Feraligatr has to Evolve either directly from Totodile via Rare Candy or from Totodile to Croconaw and then Feraligatr if we are doing it the slow (but not as vulnerable to Item lock) method.  Whether it is Standard or Expanded, there is currently a single option for either of them: Totodile (XY: Phantom Forces 15/119) and Croconaw (XY: Phantom Forces 16/119).  Totodile is a 60 HP Basic, Water-Type Pokémon with Grass Weakness, no Resistance and a Retreat Cost of [C].  It has one attack - Fury Strikes - which requires [W] to use and gives you three coin flips, worth 10 damage per “heads”.  Croconaw is of course a Stage 1 Water-Type Pokémon and has the same Grass Weakness and lack of Resistance.  It requires [CC] to Retreat and sports two attacks.  For [WC] it can use Wave Splash for 30 damage while for [WCC] it can use Crunch for 40 damage and a coin flip to discard an Energy attached to the opponent’s Active Pokémon.  Both strike me as deserving more HP.  I wish they offered more support for Feraligatr, but its this or nothing (well, Rare Candy in the case of Croconaw). 

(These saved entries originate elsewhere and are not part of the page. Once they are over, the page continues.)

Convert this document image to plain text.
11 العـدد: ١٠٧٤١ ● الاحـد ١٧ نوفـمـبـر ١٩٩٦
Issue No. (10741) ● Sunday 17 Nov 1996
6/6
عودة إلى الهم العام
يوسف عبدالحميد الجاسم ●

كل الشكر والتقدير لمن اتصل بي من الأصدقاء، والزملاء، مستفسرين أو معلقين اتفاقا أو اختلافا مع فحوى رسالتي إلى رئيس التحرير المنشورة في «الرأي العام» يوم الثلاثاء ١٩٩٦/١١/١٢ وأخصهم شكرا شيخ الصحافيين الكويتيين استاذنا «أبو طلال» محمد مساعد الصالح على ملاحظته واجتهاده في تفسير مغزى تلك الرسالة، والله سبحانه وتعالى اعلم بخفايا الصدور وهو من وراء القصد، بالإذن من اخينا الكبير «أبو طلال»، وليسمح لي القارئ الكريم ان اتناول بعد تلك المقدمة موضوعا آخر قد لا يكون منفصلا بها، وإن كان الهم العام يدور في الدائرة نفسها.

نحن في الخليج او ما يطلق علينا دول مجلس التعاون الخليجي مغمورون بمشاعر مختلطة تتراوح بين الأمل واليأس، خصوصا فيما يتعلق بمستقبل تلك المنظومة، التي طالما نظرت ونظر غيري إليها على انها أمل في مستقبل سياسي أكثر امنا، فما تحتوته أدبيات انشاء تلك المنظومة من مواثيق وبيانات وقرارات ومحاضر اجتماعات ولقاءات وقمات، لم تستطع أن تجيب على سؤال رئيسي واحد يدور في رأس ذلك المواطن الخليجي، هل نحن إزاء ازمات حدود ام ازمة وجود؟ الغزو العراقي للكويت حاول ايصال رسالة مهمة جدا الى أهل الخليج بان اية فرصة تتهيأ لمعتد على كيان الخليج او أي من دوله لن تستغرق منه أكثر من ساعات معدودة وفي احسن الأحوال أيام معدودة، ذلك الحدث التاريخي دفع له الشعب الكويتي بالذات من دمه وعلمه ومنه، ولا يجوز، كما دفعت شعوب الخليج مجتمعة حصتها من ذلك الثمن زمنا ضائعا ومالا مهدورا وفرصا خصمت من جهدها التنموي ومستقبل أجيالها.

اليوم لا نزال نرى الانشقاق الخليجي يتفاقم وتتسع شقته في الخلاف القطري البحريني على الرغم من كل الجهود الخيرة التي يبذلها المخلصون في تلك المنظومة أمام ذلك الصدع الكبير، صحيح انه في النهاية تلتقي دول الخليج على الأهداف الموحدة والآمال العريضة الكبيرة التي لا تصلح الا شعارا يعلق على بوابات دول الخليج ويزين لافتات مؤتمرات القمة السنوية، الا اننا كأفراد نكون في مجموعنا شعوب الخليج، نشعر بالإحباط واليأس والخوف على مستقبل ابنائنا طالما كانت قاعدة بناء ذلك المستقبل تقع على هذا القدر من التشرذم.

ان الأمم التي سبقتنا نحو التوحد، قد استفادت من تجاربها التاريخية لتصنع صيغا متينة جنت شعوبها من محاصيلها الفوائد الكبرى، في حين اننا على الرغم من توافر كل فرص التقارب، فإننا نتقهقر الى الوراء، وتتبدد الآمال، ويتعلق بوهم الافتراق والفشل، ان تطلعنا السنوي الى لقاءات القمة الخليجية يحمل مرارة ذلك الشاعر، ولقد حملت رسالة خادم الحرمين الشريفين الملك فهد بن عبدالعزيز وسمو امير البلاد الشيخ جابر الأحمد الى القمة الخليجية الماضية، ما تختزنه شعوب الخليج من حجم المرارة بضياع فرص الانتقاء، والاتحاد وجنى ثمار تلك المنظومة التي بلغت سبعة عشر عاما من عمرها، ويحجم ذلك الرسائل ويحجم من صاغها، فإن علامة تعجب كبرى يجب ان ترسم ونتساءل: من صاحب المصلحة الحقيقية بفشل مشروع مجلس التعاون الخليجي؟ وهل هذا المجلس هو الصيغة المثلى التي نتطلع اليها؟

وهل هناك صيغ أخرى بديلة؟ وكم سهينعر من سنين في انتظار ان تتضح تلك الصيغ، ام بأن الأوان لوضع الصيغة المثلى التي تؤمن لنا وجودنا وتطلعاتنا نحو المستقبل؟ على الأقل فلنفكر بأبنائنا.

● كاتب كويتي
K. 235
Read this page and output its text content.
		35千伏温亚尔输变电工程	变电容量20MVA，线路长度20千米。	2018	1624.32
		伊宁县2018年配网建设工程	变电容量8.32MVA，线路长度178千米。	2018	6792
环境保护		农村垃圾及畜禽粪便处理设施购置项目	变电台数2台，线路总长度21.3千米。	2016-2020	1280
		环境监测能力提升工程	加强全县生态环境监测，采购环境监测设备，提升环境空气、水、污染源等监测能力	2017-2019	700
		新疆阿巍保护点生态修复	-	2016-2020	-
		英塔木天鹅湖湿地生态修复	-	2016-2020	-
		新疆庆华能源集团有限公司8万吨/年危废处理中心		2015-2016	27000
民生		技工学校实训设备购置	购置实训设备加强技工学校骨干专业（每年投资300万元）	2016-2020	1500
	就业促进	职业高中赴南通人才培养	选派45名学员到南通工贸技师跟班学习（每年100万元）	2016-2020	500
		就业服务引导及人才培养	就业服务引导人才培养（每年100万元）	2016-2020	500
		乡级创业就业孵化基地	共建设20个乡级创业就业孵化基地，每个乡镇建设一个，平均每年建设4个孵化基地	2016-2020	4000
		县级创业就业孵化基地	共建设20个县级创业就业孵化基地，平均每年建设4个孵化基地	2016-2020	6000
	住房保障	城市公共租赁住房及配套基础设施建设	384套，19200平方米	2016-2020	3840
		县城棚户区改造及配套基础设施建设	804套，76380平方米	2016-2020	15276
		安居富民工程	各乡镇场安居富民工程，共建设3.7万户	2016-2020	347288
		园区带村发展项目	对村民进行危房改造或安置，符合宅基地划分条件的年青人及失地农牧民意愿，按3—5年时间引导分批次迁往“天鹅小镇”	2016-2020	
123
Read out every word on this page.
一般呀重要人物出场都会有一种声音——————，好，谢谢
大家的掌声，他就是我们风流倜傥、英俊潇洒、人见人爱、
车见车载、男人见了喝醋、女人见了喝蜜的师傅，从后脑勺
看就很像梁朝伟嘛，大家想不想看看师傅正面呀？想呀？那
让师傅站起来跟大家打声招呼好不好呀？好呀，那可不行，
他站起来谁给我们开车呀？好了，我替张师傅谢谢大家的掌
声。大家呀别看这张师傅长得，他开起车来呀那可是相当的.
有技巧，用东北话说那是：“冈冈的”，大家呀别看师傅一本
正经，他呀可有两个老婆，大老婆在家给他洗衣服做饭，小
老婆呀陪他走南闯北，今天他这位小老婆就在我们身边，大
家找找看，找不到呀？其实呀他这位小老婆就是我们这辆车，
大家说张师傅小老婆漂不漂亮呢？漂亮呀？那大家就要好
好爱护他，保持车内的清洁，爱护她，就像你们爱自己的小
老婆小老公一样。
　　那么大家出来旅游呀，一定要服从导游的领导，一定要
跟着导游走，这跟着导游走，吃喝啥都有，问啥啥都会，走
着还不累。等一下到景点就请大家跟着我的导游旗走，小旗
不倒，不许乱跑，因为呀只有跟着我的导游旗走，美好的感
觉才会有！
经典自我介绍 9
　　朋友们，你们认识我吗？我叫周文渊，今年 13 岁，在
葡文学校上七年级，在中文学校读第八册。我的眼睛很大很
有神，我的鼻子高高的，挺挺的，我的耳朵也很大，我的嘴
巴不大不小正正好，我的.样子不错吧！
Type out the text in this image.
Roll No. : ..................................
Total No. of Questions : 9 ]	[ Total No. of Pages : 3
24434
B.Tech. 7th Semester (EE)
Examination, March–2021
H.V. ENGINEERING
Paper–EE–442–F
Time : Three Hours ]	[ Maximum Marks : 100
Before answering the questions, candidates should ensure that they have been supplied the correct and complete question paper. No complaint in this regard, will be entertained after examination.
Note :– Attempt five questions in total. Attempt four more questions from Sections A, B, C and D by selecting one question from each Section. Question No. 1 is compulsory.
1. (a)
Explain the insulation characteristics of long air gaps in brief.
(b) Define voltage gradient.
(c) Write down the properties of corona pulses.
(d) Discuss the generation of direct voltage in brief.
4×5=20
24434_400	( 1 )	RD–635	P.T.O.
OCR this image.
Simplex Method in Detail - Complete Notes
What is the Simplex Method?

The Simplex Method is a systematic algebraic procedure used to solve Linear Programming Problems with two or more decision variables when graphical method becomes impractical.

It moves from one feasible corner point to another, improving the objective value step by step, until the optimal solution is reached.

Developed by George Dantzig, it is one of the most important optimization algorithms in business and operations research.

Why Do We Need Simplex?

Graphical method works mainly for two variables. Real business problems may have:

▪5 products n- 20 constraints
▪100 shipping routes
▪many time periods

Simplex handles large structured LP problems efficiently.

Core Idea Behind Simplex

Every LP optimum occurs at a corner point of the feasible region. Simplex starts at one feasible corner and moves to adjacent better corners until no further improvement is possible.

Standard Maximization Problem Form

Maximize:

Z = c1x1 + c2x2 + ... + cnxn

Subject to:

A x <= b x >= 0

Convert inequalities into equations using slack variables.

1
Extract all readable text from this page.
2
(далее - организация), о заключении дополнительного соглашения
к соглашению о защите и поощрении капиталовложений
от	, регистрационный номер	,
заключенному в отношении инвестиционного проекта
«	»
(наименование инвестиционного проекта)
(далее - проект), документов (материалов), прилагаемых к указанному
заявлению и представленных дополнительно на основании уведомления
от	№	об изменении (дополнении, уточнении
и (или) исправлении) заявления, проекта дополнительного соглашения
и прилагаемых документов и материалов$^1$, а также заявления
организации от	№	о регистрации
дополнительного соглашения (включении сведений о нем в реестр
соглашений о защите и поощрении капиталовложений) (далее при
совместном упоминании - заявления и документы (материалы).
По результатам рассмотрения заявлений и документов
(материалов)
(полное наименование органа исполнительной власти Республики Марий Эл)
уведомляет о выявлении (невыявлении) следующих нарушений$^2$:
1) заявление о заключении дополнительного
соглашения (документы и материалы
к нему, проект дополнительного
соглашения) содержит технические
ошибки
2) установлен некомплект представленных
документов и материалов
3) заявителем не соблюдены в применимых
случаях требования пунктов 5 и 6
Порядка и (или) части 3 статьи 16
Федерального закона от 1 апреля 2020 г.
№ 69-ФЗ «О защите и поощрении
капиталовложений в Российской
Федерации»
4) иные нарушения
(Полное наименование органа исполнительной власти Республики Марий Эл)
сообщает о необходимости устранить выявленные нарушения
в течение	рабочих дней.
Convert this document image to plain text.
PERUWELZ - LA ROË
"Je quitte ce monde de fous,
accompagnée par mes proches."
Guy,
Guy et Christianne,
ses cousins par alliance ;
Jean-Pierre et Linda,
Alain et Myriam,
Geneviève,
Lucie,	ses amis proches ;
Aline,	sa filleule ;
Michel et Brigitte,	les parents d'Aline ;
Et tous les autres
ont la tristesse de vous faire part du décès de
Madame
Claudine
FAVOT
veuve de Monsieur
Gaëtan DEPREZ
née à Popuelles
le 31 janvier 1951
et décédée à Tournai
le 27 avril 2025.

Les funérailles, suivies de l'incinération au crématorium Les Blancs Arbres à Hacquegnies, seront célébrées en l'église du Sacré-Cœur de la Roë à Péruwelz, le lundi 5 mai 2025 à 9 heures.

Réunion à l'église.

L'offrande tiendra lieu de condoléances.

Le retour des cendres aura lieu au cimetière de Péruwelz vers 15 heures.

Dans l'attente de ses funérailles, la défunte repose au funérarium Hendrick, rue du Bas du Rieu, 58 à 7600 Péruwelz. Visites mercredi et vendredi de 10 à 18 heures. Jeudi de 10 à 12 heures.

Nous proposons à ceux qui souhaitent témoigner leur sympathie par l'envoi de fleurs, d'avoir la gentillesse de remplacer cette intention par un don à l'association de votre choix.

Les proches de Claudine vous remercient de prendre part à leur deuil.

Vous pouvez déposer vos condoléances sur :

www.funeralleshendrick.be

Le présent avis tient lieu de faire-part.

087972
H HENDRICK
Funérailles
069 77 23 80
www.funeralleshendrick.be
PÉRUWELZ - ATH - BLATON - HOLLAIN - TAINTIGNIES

I believe this Feraligatr could be… well not overly competitive because the format seems too stacked against it, but at least functional with the right support.  I haven’t been able to do any testing, but I could see trying this in a deck with either Forretress (XY: Flashfire 60/106), Glaceon (XY: Furious Fists 19/111) or Kyurem (BW: Noble Victories 34/101; BW: Legendary Treasures 43/113; BW Promos BW44).  Kyurem (BW: Plasma Freeze 31/116) a.k.a. Kyurem [Plasma] may also be a candidate.  These are all options that seem reasonable (if only just) for spreading damage, helping to set-up for Second Strike.  I would also probably include Milotic (XY: Flashfire 23/106) for Energy acceleration; you’ll have to give up a Prize, but you can completely power-up Feraligatr or plain Kyurem in a single turn (the former also needing your manual Energy attachment for the turn).  The hard part (besides coping with Item denial or Abilities being shut down) is getting something powered up and spreading while also building up Feraligatr in a reasonable time frame.  Again I haven’t tested or even seen any of these ideas tried, but on paper they look at least slightly plausible.  Expanded adds back Heavy Ball, Level Ball and Tropical Beach which should at least be a small help.  In Limited play, Feraligatr is a great pull so long as you get the rest of the line and can make room for it (and Water Energy) in your deck.  If you only pull a 1-1-1 line and nothing else that can make much (or any) use of Water Energy, or a big, Basic Pokémon worth building a +39 deck around, you actually should skip it.  Otherwise, even with low odds of getting it out, it would be amazing once it got going.



Standard: 1.75/5 

Expanded: 2/5  

Limited: 3.5/5 

Summary: I like this card, but unfortunately I just don’t think it will be able to cut it when Stage 2 Pokémon that are already known, easier to run and seemingly more potent aren’t making the cut.  If you love Feraligatr go ahead and get it and try to run it.  If you love experimenting, same deal.  If you just want to stick to competitive decks and cards, don’t worry about it unless you find a good deal on it.  It is - after all - hard to think of what we might get next and it really is the metagame and card pool that make a would be powerhouse into fun deck fodder.